Abortion rights under attack in Turkey

Recent public statements against abortion by Turkish Prime Minister Tayyip Erdogan and other deputies of the ruling Justice and Development Party (AKP) have sparked a wave of protests across many cities in Turkey. Thousands of women took to the streets in early June to protest the plans of the AKP for making abortion illegal.

In a statement in late May, Erdogan, after calling abortion murder, bizarrely connected the issue to a recent massacre of 35 civilians by the Turkish Air Force in Uludere, a southeastern province in Turkey with mainly Kurdish population. Erdogan was quoted: “I see abortion as murder, I am speaking to the media that keeps on bringing up Uludere. Every abortion is an Uludere.”

He went on to say, “It is everyone’s duty to fight against abortion since it is a devious plan to wipe the Turkish Nation from the world.” Another AKP deputy, Ayhan Sefer Üstün, the head of the Human Rights Commission of the Turkish parliament, after describing abortion as “a crime against humanity,” stated that doctors who perform abortions are worse than rapists.

In İstanbul, Ankara and many other cities across Turkey, thousands of women gathered in protest to denounce the reactionary policies of the governing AKP. In Istanbul, a press statement was read during the demonstration there, which was attended by thousands. The statement said that the prime minister and AKP are the enemies of all women in Turkey and it is the responsibility of the government to provide free and accessible abortion to all women instead of banning it. It was also noted that abortion is a right, which is not even open to discussion. Police detained four women who blocked the street in front of the prime minister’s office in Istanbul.

In Ankara, thousands took to the streets. In reference to the Uludere massacre and the widespread police brutality, signs read: “Abortion is my decision, murder is your method,” and “AKP, get your hands and police off my body.” In a press release read aloud, it was stressed that it is not the lives of children the prime minister is concerned about but the effort to guarantee the provision of a cheap labor force to the world market by a higher birth rate.

Outside the headquarters of AKP, protesters demanded the release of the four women detained earlier in the protests in Istanbul. The police intervened with tear gas, forcefully dispersing the protesters.

In Eskişehir, hundreds of protesters started to march to the AKP headquarters, but the police intervened to block the crowd. Eight protesters, seven of them women, were detained.

In a statement released by the Turkish Obstetrics and Gynecology Association, it was noted that since the legalization of abortion in 1983 in Turkey, the maternal mortality rate has decreased significantly, while the life expectancy of women has increased by 14 years. In total contrast to the PM’s description of abortion as murder, it was also stressed that it is the unavailability of legal abortion services that causes the deaths annually of over 68,000 women worldwide.
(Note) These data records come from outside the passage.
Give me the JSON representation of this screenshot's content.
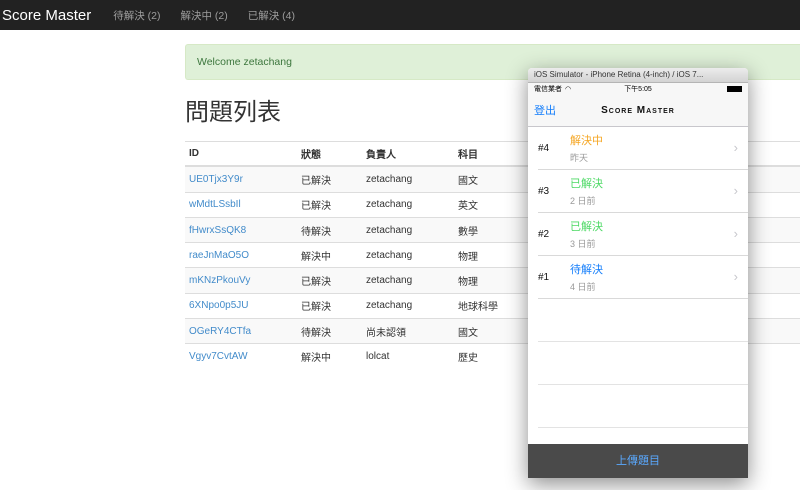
{
  "navbar": {
    "brand": "Score Master",
    "items": [
      {
        "label": "待解決 (2)"
      },
      {
        "label": "解決中 (2)"
      },
      {
        "label": "已解決 (4)"
      }
    ]
  },
  "alert": {
    "text": "Welcome zetachang"
  },
  "page_title": "問題列表",
  "table": {
    "headers": [
      "ID",
      "狀態",
      "負責人",
      "科目"
    ],
    "rows": [
      {
        "id": "UE0Tjx3Y9r",
        "status": "已解決",
        "owner": "zetachang",
        "subject": "國文"
      },
      {
        "id": "wMdtLSsbIl",
        "status": "已解決",
        "owner": "zetachang",
        "subject": "英文"
      },
      {
        "id": "fHwrxSsQK8",
        "status": "待解決",
        "owner": "zetachang",
        "subject": "數學"
      },
      {
        "id": "raeJnMaO5O",
        "status": "解決中",
        "owner": "zetachang",
        "subject": "物理"
      },
      {
        "id": "mKNzPkouVy",
        "status": "已解決",
        "owner": "zetachang",
        "subject": "物理"
      },
      {
        "id": "6XNpo0p5JU",
        "status": "已解決",
        "owner": "zetachang",
        "subject": "地球科學"
      },
      {
        "id": "OGeRY4CTfa",
        "status": "待解決",
        "owner": "尚未認領",
        "subject": "國文"
      },
      {
        "id": "Vgyv7CvtAW",
        "status": "解決中",
        "owner": "lolcat",
        "subject": "歷史"
      }
    ]
  },
  "simulator": {
    "window_title": "iOS Simulator - iPhone Retina (4-inch) / iOS 7...",
    "status_bar": {
      "carrier": "電信業者",
      "time": "下午5:05"
    },
    "nav": {
      "left": "登出",
      "title": "Score Master"
    },
    "cells": [
      {
        "num": "#4",
        "status": "解決中",
        "age": "昨天",
        "color": "#f5a623"
      },
      {
        "num": "#3",
        "status": "已解決",
        "age": "2 日前",
        "color": "#4cd964"
      },
      {
        "num": "#2",
        "status": "已解決",
        "age": "3 日前",
        "color": "#4cd964"
      },
      {
        "num": "#1",
        "status": "待解決",
        "age": "4 日前",
        "color": "#147efb"
      }
    ],
    "upload_button": "上傳題目"
  }
}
Abortion is an issue of women’s right to health care. Access to safe and legal abortion means that women are recognized as human beings with a right to control their own bodies and reproductive processes. Those seeking to ban abortion, whether in Turkey, the U.S. or anywhere else, are perpetrating a direct attack on women’s rights as well as a horrendous crime that kills thousands of women annually.